Topological order on a torus

After the discovery of the Fractional Quantum Hall effect, more and more bizarre phases of matter that cannot be described by the Landau-Ginzburg symmetry-breaking paradigm were found. Instead of normal order parameters, these phases are characterized by robust ground state degeneracy, nontrivial particle statistics, and gapless edge excitations. These properties are robust to small Hamiltonian deformations, making them a potential candidate for fault-tolerant quantum computation.

While multiple exact solvable microscopic Hamiltonians realize the nontrivial topological phase, the inverse problem—i.e., determining the topological phase from the microscopic Hamiltonian—is extremely challenging. Many existing methods are based on the belief that the ground state alone encodes all the information regarding the topological order. A well-known example is that: on a torus, the ground state degeneracy equals the kinds of point-wise excitation of the system.

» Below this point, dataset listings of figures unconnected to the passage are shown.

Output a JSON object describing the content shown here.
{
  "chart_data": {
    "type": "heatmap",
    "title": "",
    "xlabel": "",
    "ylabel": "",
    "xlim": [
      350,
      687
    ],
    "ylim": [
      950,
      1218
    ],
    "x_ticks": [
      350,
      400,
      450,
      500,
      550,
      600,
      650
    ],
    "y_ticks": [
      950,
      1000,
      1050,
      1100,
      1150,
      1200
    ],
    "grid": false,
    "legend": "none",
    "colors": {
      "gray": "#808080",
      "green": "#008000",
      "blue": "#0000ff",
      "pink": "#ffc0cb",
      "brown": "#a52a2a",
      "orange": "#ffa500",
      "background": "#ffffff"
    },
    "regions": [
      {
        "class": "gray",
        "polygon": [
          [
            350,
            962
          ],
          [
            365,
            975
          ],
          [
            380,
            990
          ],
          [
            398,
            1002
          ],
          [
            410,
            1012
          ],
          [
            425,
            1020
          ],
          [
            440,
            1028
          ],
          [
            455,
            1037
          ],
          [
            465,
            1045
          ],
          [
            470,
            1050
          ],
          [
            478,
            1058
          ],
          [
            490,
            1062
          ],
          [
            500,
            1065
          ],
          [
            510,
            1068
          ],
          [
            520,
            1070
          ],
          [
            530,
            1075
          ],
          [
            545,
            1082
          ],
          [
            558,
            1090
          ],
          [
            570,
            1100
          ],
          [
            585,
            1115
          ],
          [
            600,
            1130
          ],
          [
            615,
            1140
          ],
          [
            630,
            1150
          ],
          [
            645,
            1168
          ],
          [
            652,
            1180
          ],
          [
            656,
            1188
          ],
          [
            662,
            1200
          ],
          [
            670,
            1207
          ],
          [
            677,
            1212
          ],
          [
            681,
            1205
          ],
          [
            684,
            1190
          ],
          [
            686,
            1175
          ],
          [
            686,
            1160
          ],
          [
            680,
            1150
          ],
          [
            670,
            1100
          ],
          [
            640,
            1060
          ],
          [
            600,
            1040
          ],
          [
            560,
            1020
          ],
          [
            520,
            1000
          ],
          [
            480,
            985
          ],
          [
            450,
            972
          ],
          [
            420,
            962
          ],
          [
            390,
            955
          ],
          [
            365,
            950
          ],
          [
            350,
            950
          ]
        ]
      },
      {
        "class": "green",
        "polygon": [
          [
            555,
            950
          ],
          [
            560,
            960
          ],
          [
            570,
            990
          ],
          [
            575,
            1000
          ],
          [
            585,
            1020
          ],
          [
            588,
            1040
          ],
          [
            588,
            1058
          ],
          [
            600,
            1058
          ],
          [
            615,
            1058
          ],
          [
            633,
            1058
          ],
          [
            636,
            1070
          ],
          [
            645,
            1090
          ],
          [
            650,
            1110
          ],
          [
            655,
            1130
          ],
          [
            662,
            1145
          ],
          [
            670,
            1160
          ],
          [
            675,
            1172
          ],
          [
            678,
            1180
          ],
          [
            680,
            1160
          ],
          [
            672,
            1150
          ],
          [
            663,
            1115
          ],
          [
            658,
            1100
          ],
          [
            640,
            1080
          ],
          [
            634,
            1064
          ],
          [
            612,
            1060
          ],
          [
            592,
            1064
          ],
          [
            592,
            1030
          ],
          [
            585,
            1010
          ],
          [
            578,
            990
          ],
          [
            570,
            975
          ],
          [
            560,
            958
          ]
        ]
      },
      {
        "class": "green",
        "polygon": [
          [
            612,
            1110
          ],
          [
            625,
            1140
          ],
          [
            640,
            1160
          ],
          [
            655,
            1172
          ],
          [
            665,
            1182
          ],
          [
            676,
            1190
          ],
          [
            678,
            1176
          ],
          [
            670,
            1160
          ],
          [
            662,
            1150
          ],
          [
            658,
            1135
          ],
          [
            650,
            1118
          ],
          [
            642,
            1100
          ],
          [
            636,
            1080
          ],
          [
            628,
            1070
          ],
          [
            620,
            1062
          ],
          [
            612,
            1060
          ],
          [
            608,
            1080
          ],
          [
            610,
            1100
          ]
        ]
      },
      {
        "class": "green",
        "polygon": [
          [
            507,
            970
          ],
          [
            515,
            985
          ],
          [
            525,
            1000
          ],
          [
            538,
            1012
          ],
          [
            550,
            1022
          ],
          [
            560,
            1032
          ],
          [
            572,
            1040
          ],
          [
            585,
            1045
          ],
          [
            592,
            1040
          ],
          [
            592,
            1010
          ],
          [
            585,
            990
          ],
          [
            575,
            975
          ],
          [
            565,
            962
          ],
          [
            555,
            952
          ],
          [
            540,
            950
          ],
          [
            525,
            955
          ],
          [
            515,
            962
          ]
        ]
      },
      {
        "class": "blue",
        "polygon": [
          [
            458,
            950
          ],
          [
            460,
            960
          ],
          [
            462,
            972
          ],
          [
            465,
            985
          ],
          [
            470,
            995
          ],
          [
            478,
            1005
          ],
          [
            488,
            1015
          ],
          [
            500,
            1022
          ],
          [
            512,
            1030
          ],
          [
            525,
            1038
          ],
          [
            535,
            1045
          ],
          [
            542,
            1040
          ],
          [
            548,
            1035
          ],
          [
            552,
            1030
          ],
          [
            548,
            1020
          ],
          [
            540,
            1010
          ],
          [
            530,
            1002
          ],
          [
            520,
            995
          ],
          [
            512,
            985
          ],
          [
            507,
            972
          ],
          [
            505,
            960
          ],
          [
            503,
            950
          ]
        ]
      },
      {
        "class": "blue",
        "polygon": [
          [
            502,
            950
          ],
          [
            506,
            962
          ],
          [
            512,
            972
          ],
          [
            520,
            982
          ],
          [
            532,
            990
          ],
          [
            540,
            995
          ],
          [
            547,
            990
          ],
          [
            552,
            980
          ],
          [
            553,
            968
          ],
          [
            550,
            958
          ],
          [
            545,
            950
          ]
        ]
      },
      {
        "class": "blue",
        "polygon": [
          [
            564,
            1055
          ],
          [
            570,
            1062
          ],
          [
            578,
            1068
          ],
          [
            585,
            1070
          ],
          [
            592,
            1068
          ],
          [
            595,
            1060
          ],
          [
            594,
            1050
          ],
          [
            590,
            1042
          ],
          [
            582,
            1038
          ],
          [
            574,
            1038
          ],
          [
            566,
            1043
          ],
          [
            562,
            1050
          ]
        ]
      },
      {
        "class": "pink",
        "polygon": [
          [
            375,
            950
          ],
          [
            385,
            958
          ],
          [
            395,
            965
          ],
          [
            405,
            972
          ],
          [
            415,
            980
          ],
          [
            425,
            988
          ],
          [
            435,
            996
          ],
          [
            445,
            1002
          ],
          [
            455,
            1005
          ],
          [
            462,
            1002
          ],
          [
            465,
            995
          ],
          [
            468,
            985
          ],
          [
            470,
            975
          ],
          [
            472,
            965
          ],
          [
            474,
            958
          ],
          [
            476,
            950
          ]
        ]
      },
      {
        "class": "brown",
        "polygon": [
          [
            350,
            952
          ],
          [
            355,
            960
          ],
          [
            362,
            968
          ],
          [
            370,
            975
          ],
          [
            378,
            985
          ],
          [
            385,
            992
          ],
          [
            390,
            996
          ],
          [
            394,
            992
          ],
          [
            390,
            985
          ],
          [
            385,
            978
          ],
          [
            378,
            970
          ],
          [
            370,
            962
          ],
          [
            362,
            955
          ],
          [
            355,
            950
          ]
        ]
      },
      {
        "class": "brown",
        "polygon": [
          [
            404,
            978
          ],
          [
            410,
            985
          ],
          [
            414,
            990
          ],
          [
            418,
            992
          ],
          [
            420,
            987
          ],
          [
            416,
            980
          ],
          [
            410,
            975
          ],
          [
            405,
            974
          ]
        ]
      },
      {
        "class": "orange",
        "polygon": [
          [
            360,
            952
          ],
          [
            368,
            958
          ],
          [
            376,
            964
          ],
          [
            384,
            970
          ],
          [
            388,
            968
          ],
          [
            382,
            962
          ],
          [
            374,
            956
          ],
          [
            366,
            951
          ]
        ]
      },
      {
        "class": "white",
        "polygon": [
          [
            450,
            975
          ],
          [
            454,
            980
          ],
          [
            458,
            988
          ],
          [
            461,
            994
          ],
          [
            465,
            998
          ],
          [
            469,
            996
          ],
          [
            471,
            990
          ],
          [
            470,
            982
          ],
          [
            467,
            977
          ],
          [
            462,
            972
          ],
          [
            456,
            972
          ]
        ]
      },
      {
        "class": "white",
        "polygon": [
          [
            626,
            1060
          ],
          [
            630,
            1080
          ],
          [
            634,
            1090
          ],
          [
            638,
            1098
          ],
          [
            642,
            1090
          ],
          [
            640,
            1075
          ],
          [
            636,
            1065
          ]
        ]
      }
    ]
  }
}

To extract more information from ground states, we can take other operations, such as the overlap of states. Xiaogang Wen first proposes obtaining the topological data from the overlap of ground-state wavefunctions. However, his argument relies on a continuous deformation in the moduli space (i.e., torus geometry) and is rather impractical to implement in a lattice system.

We addressed this issue by explicitly constructing operators associated with the physical process and carefully keeping track of the unnecessary phases related to physical/lattice systems. By consistently arranging the phases along every simple loop on the torus, we successfully justified Wen’s results in a lattice system.